DOH plans Omicron-adapted vaccine purchase

Rhodina Villanueva - The Philippine Star
DOH plans Omicron-adapted vaccine purchase
A number of people received their COVID-19 vaccine shot in Quezon City on July 12, 2022.
STAR / Michael Varcas

MANILA, Philippines — The Department of Health (DOH) has bared its plan to procure Omicron-adapted vaccines from other countries once these become available.

DOH officer-in-charge Maria Rosario Vergeire said that these vaccines, referred to as new generation vaccines for COVID-19, specifically target the Omicron subvariants.

“We are going to explore that possibility. We are preparing, and we are going to procure if ever it is available already,” Vergeire said at a recent press briefing.

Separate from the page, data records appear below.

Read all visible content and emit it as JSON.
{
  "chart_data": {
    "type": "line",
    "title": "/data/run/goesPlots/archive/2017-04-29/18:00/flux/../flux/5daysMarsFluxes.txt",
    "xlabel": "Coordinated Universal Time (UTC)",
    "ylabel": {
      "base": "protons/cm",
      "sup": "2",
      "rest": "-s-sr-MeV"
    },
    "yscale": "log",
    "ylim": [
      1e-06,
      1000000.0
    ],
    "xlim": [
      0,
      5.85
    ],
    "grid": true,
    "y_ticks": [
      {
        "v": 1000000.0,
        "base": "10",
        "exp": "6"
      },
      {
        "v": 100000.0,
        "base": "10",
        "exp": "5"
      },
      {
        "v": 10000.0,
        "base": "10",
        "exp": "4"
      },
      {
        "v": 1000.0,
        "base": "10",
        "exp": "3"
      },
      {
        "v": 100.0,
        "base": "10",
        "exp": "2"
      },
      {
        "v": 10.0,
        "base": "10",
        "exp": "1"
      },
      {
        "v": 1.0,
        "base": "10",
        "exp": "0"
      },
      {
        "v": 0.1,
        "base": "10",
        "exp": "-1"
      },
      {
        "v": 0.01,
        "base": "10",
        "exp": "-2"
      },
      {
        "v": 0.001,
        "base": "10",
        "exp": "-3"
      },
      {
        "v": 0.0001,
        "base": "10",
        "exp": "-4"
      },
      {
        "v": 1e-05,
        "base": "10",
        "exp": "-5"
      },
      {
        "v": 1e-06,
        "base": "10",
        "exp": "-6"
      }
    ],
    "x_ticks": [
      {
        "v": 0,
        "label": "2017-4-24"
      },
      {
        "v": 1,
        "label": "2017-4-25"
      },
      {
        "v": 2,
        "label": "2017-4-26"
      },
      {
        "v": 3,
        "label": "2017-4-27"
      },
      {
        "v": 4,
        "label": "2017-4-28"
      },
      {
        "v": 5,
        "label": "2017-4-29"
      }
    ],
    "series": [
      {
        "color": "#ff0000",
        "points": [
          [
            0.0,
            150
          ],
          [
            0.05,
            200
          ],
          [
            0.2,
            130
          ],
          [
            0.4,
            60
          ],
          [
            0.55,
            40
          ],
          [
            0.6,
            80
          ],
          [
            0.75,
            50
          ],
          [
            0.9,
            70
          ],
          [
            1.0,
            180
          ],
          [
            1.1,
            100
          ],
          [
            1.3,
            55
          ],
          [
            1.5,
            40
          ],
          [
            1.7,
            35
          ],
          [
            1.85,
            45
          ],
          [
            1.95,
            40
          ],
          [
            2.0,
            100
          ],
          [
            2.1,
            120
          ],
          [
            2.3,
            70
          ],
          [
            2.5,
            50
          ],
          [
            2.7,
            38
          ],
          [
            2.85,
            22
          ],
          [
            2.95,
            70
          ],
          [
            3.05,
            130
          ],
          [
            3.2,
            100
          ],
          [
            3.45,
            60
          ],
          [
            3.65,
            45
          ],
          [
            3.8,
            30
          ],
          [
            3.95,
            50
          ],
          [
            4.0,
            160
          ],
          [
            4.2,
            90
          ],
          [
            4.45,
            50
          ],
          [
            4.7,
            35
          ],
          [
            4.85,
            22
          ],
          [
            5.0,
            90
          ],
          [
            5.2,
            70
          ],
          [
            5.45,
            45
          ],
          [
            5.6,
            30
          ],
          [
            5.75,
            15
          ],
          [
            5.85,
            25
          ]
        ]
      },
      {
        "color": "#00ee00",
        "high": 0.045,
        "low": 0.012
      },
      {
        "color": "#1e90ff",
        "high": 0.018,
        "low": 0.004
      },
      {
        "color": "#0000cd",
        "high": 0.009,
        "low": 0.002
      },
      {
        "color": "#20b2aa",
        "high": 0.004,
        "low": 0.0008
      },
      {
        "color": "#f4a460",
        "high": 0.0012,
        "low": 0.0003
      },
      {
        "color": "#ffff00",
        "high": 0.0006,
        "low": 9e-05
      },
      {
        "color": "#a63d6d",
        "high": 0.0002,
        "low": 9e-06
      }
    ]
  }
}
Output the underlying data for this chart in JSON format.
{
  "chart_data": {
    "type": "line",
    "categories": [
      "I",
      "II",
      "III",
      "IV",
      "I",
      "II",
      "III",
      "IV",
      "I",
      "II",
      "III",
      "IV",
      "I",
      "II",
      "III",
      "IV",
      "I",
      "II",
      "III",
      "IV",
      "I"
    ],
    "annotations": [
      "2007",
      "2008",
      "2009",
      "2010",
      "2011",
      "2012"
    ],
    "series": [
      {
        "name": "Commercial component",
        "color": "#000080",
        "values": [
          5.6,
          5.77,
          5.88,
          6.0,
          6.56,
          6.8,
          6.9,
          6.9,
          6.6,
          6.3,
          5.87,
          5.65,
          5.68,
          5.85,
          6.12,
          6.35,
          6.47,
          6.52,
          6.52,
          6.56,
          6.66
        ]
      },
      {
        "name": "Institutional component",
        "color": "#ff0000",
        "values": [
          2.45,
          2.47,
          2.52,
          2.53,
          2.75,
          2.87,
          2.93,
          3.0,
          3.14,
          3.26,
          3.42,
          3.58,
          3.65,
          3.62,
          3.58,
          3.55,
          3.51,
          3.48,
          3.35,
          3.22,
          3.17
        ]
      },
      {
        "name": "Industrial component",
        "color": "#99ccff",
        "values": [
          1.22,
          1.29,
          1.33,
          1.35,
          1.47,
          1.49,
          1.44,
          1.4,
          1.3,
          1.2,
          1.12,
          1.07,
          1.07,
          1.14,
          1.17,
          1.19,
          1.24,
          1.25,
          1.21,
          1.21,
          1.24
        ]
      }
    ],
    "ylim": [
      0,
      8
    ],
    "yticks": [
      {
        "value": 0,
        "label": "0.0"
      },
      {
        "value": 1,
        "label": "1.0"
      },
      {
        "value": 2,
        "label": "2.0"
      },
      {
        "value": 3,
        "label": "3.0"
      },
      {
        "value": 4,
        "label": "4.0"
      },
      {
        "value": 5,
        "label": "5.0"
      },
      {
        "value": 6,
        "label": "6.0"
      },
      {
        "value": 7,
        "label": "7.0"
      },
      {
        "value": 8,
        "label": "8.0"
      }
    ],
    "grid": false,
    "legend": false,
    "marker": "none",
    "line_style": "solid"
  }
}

She added, “These are what the (vaccine) manufacturers have been saying that it is specific to Omicron, because the previous formulations of vaccines were specific for the other variants but not for Omicron.”
Vergeire believed that this kind of vaccine, made by Moderna, might become available by the 4th quarter of this year.
“That is why in our recommendation concerning budget, we have allotted funding for this, so that in case this type of vaccine is given a nod by our experts and becomes available, we will go through that procurement process to benefit the public,” she said.
She noted that the Food and Drug Administration will give its recommendations to the expert panel of the Health Technology Assessment Council.

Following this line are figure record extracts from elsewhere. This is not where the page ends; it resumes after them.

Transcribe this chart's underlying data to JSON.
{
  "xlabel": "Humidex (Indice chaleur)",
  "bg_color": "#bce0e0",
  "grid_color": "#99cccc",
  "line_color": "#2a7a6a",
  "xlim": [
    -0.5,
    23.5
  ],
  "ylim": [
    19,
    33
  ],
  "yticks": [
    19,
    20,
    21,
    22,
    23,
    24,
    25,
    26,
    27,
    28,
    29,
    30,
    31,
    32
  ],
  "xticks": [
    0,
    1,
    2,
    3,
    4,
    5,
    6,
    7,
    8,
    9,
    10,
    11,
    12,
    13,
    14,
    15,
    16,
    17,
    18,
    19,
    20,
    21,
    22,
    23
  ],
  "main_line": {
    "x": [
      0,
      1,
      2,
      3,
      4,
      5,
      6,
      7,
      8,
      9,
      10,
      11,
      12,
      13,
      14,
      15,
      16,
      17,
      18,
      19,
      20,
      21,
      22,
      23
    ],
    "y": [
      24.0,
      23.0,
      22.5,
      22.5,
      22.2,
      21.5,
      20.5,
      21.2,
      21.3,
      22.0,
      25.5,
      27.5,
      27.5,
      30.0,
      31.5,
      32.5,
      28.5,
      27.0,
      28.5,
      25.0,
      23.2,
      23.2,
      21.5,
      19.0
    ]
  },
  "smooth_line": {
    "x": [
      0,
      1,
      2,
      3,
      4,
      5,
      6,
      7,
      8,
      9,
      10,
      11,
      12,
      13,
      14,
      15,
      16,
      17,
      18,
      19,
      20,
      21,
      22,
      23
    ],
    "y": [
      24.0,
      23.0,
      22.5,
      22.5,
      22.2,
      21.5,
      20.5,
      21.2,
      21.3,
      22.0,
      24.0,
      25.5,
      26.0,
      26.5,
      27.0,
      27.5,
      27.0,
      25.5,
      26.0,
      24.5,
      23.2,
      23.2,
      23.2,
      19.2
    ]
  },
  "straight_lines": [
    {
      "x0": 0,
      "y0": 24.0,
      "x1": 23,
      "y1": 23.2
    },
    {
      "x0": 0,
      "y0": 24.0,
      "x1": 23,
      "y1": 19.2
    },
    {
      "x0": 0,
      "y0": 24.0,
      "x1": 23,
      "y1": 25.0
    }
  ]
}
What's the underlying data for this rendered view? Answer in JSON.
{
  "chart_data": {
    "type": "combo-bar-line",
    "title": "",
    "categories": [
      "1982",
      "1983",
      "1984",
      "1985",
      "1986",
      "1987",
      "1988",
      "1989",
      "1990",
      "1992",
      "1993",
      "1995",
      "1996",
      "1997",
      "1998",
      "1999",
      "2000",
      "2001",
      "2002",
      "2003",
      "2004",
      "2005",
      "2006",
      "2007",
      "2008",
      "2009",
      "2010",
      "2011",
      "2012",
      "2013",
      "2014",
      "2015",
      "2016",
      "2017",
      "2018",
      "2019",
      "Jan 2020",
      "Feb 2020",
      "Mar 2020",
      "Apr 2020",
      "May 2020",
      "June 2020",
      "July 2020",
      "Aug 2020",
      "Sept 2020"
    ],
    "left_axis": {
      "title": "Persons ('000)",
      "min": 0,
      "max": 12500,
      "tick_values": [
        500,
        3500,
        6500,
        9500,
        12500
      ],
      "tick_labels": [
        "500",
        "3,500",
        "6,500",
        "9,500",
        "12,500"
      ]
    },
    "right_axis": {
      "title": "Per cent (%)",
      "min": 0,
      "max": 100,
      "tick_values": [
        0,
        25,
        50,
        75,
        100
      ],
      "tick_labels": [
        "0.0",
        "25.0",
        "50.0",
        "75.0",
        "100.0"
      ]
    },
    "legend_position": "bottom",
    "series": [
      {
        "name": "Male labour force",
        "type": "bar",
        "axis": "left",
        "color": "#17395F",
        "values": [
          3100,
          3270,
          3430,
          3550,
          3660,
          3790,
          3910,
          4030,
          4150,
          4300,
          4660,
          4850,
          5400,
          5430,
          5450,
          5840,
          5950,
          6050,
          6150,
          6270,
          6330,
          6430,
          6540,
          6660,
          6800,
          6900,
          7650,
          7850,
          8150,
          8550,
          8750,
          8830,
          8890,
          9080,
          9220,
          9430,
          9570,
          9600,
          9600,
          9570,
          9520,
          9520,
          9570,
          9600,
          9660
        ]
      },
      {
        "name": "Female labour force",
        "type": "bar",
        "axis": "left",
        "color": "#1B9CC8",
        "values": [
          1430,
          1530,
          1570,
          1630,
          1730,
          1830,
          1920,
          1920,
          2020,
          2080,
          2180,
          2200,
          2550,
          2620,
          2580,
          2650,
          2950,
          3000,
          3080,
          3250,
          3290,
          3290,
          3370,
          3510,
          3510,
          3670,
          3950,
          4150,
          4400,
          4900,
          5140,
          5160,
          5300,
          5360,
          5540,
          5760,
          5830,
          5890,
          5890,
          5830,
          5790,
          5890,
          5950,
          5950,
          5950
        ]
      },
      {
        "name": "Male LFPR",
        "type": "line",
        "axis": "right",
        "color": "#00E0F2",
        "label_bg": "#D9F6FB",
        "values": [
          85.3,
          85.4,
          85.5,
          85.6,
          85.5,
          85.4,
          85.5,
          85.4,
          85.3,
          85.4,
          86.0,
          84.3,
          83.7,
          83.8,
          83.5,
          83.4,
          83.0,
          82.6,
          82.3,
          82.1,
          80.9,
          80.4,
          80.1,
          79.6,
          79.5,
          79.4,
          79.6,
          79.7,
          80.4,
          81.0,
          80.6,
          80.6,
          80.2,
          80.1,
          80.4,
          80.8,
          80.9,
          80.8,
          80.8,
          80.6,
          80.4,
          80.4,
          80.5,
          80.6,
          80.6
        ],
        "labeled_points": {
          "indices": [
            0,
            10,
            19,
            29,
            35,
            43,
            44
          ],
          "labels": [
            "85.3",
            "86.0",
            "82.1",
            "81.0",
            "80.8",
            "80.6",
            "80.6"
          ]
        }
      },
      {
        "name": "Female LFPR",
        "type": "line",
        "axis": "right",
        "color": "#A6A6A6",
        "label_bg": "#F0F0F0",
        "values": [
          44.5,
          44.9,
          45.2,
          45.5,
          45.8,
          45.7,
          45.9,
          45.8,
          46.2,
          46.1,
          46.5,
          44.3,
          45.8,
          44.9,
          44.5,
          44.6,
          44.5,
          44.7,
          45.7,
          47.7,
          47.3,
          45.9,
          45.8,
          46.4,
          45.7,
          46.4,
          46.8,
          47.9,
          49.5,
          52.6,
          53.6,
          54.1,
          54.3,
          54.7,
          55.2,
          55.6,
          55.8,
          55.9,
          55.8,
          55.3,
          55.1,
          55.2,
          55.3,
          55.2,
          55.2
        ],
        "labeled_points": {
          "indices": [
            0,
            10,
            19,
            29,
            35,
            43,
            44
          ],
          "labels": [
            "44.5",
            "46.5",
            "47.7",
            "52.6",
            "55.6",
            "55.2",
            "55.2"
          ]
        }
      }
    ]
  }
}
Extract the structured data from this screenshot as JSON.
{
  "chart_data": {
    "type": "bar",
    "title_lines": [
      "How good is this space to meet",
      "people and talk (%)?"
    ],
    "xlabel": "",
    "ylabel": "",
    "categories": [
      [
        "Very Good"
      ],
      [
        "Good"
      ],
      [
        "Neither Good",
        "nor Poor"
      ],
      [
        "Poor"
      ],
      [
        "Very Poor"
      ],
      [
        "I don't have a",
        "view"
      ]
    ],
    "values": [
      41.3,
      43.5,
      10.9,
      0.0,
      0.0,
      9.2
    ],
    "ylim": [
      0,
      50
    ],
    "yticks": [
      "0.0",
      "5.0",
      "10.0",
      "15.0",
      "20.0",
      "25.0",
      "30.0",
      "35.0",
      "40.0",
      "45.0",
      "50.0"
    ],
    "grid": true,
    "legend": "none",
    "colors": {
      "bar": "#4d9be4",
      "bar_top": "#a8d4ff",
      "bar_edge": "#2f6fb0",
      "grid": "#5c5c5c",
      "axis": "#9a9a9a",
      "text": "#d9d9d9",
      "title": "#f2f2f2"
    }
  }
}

Meanwhile, Dr. Ted Herbosa, special adviser of the National Task Force against COVID-19 and an expert on disaster and emergency medicine, also confirmed that manufacturers are reformulating their vaccines to either include or address Omicron subvariants.
“In that way, we will have more protection against these new variants that have been going around,” Herbosa said in yesterday’s Laging Handa public briefing.

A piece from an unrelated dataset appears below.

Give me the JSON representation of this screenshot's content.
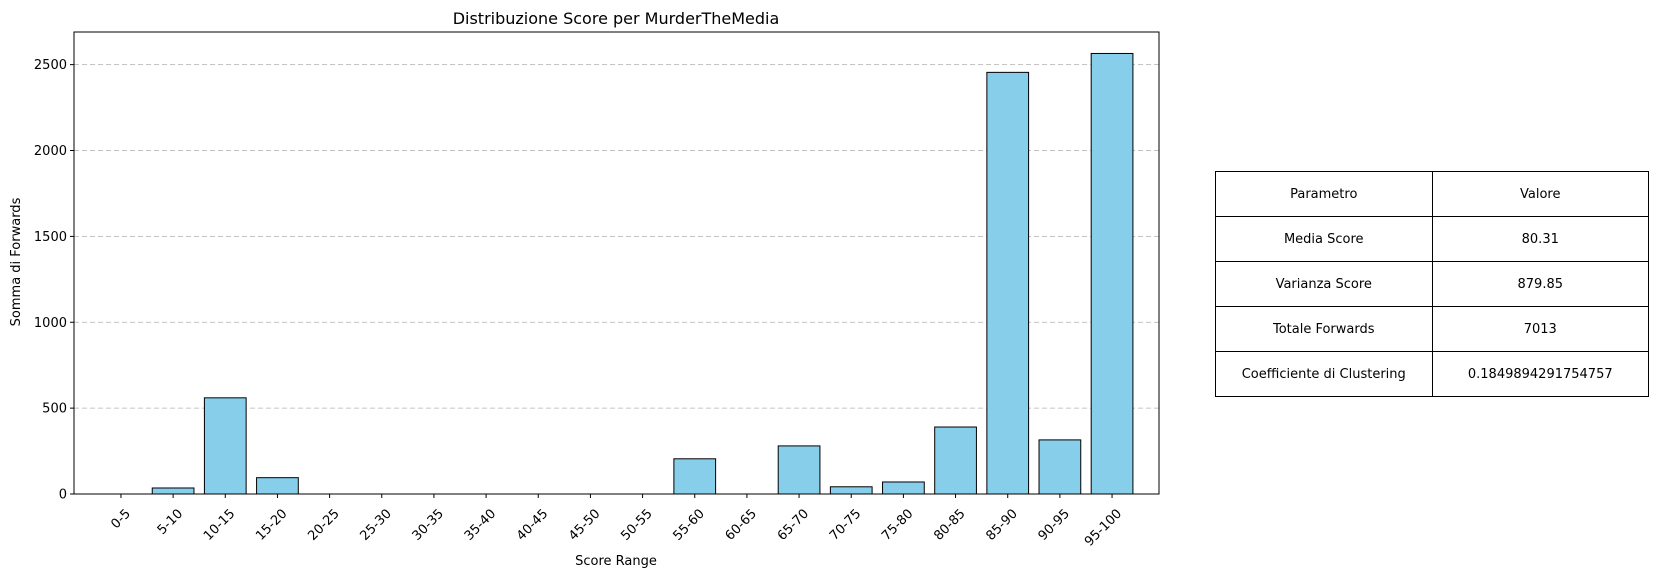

He noted, though, that the manufacture of such vaccines will take around six months and that the country will have to wait in line before it will be able to secure the supplies as the manufacturing countries would have to prioritize the needs of its own people.

“For the meantime, I advise our kababayans (fellow Filipinos) to have themselves vaccinated with the available vaccines since these also provide protection. At least there is partial protection. Because, if we wait for these new vaccines, it is possible that new variants will again surface,” Herbosa said.

Earlier, the DOH reported that the latest Omicron subvariant BA.2.75, more known as Centaurus, has already entered the country after two individuals from Region 6 tested positive for it.

Vergeire said Centaurus is seen as being more transmissible and has more immune evasion compared to other subvariants.